Most CML experts believe that you can freeze CML to be a benign

disease, then it is as good as a cure.(functional cure)

For patients in whom Gleevec does not work anymore, they are

being treated with a new generation of kinase inhibitors, the
BMS354825 and AMN107. Dasatinib or BMS354825 in the test-tube is 300-1000
fold more powerful than Gleevec in inhibiting the enzyme
activity of BCR-ABL. Most patients become resistant to Gleevec
because of mutations in the BCR-ABL protein that disallow Gleevec
from binding. Gleevec is rejected and cannot block. Dasatinib is a
smaller molecule and comes in from another angle and gets into the
pocket. In the lab, it has been able to overcome 14/15 resistance-
inducing mutations.

In the Phase I Dasatinib trial, 8 patients were studied who could

not tolerate Gleevec because of rash or fluid retention. All did
very well on Dasatinib with no side-effects and had good response as
well. Half of them had complete remissions on Dasatinib. So, now we have three
inhibitors to control the disease long-term.

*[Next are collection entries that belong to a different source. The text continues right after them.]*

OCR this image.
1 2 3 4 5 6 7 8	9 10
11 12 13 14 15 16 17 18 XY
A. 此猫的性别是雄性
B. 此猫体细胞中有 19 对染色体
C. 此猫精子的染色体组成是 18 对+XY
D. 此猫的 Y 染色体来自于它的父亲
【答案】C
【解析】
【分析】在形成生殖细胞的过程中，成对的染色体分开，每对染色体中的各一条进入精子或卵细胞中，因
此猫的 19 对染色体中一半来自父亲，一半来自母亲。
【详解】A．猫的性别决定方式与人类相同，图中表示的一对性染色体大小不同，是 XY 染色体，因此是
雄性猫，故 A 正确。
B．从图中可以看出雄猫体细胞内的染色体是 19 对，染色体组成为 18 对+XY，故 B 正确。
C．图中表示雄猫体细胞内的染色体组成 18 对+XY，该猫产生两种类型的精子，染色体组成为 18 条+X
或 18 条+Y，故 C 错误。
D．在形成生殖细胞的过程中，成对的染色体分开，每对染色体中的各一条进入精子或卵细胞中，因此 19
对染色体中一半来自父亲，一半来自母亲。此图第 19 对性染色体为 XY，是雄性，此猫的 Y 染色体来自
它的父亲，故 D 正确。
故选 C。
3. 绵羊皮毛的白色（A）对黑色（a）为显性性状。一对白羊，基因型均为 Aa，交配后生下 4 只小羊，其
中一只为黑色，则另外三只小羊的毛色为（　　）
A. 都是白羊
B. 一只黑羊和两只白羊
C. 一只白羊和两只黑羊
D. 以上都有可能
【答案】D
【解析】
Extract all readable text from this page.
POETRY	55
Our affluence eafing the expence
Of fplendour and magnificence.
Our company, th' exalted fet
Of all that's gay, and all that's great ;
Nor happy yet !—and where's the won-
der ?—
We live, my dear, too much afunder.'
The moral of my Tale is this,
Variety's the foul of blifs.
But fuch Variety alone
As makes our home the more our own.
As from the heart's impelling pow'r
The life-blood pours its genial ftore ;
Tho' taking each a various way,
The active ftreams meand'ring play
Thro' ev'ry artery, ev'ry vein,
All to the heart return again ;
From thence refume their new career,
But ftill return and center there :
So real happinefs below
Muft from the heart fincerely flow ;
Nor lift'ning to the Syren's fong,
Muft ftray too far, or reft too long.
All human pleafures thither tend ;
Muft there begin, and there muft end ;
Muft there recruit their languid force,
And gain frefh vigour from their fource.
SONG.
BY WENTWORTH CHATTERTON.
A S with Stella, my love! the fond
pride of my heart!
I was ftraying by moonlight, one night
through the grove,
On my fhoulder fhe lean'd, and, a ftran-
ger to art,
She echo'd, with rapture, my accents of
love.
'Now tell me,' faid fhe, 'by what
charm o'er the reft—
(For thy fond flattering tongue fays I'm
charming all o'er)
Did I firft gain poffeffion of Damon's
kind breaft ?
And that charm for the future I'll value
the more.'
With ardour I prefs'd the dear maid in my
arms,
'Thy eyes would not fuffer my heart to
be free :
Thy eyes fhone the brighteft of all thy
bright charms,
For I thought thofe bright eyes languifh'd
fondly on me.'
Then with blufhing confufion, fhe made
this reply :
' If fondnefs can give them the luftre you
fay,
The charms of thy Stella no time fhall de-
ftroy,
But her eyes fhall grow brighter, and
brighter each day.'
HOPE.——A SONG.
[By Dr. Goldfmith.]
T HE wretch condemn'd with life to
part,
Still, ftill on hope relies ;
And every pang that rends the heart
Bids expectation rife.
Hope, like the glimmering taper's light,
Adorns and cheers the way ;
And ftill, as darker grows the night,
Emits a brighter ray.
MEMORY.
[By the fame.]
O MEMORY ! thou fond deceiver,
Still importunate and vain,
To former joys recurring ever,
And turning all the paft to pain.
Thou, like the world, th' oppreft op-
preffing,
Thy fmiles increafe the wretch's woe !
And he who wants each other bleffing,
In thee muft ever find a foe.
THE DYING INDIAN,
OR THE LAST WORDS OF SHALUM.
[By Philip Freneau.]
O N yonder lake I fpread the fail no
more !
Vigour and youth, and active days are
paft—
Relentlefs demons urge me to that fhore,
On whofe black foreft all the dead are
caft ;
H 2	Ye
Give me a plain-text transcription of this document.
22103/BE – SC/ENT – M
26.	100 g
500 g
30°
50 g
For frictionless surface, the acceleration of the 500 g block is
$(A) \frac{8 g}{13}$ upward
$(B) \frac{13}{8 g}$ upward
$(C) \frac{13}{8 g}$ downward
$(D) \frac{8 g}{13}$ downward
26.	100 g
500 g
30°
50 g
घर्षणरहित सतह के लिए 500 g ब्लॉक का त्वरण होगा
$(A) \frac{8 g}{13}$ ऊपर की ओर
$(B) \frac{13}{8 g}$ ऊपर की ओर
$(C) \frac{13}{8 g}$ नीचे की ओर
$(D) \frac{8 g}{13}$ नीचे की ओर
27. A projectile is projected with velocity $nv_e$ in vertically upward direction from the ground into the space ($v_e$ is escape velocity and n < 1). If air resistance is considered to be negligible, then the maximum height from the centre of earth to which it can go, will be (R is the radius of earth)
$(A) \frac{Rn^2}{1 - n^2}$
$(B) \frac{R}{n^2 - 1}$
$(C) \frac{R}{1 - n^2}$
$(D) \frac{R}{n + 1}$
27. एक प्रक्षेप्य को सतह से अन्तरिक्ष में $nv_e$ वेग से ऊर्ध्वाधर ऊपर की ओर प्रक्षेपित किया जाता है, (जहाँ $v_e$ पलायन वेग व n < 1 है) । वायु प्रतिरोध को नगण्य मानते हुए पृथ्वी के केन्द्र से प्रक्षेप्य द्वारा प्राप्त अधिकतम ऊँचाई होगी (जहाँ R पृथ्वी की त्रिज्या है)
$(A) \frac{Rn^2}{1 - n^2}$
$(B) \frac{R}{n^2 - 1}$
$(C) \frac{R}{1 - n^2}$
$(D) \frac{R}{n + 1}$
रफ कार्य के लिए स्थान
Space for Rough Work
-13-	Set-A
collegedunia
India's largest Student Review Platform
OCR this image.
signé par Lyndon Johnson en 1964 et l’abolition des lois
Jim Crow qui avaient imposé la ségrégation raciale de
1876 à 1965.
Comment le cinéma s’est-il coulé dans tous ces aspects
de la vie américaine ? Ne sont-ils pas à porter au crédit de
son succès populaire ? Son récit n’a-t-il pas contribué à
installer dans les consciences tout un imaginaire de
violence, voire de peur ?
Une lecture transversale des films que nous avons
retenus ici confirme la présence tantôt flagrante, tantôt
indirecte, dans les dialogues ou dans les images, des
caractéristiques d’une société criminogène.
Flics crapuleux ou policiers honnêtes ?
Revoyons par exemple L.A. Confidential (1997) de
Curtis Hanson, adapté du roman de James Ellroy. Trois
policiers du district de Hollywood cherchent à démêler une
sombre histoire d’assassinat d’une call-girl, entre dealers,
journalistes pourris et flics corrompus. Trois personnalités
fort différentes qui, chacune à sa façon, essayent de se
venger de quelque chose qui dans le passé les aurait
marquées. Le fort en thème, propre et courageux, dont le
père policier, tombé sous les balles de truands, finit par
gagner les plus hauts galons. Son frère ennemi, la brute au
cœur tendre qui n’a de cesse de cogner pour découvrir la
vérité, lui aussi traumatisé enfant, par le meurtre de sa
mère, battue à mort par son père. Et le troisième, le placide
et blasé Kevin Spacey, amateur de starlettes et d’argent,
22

There are also trials of other CML drugs like Decitabine, vaccines and
Imatinib combos going on so that patients are treated with drugs that can
inhibit different pathways that cells have to proliferate.

Over a period of 40 years, CML has seen the development of
historical events like links in a chain. Without each link, the
chain cannot form. This is rational therapy, good reason to go from
one step to the next and it all paid off.